No photos please. Chef José Andrés’s response after the James Beard Foundation named him Humanitarian of the Year this week: ¯\_(ツ)_/¯ When Hurricane Maria devastated the island of Puerto Rico in September of last year, Andrés and his non-profit World Central Kitchen mobilized to cook and serve hot meals en masse in regions that were affected. Over 2 million meals have been provided to date, and World Central Kitchen has also supported relief efforts in Houston and Los Angeles, which were affected by hurricane and fire, respectively, last year. (As we’ve previously reported, natural disasters were devastating to agricultural communities in 2017.) But enough about Andrés. In an interview with the Washington Post, the chef insisted on acknowledging women who have inspired his philanthropy, rather than drawing attention to himself: “I’ve been praised enough.” Enough said.

A little Perd told me. Secretary of Agriculture Sonny Perdue is touring California, the Los Angeles Times reports, and comments made at an almond processing plant in Coalinga yesterday provided a few glimpses into the Trump administration’s food and ag priorities. Most notably: Perdue acknowledged that growers will need to import more workers as they face a growing labor shortage, but suggested that allowing more people into the country legally will not be politically viable any time soon. He also insisted that the widely-mocked “Harvest Box” proposal was not a “sham,” but a “real idea … we’d like to see seriously considered.”

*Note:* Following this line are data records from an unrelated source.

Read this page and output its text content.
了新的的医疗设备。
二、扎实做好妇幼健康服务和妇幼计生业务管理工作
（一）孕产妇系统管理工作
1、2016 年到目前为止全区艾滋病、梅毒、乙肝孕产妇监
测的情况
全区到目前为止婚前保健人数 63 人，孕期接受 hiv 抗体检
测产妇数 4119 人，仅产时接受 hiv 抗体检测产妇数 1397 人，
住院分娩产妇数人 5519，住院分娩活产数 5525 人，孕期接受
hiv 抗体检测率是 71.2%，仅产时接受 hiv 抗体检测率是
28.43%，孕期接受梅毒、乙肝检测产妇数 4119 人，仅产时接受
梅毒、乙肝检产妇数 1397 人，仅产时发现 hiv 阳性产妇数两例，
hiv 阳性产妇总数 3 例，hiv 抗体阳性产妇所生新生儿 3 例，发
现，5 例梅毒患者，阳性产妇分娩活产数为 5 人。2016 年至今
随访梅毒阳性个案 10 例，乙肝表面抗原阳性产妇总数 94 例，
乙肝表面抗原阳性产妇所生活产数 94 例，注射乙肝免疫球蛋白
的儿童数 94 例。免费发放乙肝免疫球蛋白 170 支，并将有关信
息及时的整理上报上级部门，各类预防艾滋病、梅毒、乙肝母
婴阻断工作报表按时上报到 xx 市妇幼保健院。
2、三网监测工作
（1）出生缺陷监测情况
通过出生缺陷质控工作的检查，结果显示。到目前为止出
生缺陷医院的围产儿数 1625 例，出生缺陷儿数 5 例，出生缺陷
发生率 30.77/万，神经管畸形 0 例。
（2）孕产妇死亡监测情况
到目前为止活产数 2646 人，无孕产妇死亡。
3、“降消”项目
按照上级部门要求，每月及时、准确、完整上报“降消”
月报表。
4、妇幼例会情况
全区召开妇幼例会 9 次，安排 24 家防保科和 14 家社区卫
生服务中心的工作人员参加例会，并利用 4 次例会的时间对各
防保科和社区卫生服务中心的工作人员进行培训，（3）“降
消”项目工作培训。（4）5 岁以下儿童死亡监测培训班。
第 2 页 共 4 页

Dramatic arts. Fancy yourself a conscientious cooking show consumer? If you occasionally delve into the delicious pleasures of reality-TV-meets-kitchen-magician, you might want to lean that way. In a Salon exposé titled “I Am a ‘MasterChef’ Survivor,” amateur cook Jessie Glenn, who inadvertently avoided signing away her right to speak publicly, details her experience of making it to the second round of the notoriously cutthroat reality TV competition—from extensive medical screenings to personal investigations, and her interactions with now deceased Josh Marks, who committed suicide a year after becoming season three’s breakout star. We all know that “what you eat you are,” but what are you based on what you watch other people eat? If it’s meals cooked on the backs of overtaxed amateur chefs, you may have a problem.